Ruins of ancient city in Swat mesmerise trekkersArchive
MINGORA: The local students and trekkers on Monday trudged high to the ancient walled city of Ora to explore the pre-Islamic history and culture of Swat valley.
The walled city of ancient Ora, the present-day Udigram, located on a high mountain, is considered the capital of Uddiyana. The ruins of the castle of the last Hindu ruler before the advent of Islam, known as Raja Gira castle, originally Rajgiri, are present there.
“We started our trek from Akhun Baba area in Shagai village and climbed the Gira Mountain to see the historical ruins of the Hindu Shahi period. We reached the huge semi-circular bastions on the top after two hours of tiresome but interesting trek,” said Zafar Ali Khan, one of the trekkers. He added that the architecture of the bastions were worth-seeing.
The students and trekkers said that the castle was built on a steep cliff, overlooking the entire lower Swat.
“A wall was built around the city and the castle. From many places, the top of the mountain is inaccessible. There are huge passages, cut into rocks, probably for the movement of soldiers and horses,” said Amjad Ali.
The major portion of the castle has lost its grandeur. The castle was connected with other parts of the hillside through a narrow ridge that could be easily closed and controlled.
“The ruins are important in many ways for students and people as it is an important chapter of history and architecture. People should come here to learn about history and architecture,” Tariq Aziz, a teacher and trekker, told Dawn.
However, he showed displeasure over the mismanagement at the place. He demanded of the authorities to keep the area clean and take care of the walls of the castle.

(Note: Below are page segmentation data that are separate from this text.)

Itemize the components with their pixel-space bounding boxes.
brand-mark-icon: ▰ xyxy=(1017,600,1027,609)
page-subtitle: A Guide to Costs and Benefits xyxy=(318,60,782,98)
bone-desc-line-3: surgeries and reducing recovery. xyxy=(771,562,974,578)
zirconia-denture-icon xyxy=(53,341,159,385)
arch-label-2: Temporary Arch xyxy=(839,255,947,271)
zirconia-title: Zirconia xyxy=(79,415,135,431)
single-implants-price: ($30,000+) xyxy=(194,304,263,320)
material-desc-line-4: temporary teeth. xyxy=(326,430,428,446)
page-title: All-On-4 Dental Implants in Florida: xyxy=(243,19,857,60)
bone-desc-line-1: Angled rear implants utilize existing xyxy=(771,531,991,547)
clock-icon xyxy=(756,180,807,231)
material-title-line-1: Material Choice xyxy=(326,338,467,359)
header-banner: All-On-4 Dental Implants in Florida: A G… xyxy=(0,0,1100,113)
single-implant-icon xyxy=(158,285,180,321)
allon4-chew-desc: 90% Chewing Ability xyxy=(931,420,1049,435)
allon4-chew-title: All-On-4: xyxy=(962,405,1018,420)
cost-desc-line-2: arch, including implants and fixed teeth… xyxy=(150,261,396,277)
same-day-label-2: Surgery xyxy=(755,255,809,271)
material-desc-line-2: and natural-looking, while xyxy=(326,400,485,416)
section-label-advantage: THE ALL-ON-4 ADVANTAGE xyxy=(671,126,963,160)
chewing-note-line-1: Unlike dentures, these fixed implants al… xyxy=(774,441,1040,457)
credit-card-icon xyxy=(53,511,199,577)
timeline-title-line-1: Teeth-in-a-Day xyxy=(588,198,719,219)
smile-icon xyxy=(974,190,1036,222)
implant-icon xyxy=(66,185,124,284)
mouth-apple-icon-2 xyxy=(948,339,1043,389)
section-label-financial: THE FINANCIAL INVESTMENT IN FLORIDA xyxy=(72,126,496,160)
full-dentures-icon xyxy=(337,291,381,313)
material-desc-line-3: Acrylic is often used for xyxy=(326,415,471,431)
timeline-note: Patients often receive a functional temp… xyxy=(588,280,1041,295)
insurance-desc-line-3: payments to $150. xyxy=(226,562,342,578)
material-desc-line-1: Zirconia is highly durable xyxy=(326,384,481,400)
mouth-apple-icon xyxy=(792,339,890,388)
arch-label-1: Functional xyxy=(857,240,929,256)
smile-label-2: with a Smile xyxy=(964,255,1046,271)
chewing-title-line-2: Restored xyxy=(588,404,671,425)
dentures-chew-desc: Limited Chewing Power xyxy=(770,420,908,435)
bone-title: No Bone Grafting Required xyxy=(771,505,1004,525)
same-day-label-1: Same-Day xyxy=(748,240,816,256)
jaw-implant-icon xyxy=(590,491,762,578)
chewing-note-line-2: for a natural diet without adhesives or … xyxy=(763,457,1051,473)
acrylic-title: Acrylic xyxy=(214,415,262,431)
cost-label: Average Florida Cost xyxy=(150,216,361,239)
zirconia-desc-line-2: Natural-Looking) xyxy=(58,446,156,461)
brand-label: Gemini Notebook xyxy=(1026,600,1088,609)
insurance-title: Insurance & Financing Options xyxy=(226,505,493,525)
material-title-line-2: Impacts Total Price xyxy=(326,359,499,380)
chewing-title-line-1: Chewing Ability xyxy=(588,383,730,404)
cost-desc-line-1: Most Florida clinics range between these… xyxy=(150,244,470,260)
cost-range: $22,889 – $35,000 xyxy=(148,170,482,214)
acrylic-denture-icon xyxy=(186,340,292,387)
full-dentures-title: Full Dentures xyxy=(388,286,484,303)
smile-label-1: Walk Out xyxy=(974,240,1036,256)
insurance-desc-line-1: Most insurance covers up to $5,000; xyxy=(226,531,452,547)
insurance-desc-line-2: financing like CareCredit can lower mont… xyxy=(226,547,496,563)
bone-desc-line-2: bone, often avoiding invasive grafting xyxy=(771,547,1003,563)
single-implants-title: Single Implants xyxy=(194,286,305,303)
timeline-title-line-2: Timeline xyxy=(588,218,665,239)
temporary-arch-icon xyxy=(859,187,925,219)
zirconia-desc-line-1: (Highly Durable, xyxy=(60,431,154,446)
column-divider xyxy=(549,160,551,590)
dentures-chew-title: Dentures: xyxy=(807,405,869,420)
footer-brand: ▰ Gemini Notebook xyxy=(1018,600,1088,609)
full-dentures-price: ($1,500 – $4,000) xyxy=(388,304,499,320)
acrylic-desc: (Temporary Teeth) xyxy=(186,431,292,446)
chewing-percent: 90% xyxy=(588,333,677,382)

Mirwais Zafar, a ninth grader, said that it was a great trek as it included adventure and useful information about history and architecture. “Unfortunately, we cannot find about our rich cultural heritage and history. It is a question mark over our education system,” he added.
Reference about the Rajgiri (Raja Gira) can be found in the itinerary of Chinese as well as Tibetan travellers, who visited Swat during fifth and 17th century.
Famous Tibetan monk, Orgyan Pa, who visited Swat in the 13th century, wrote about it: “Then in one day we reached Ra yi k’ar (Rajgiri), which is said to have been the capital of King Indrabote.”
Prof Tucci, a well-known Italian orientalist, who worked on the archaeology of Swat from 1956 to late 80s, said 'sTag ts ‘an ras pa, a Tibetan traveller called it Rayis’ar when he visited Swat in 17th century.
The area was identified by Aural Stein as Ora, the city where Alexander the Great fought one of his battles.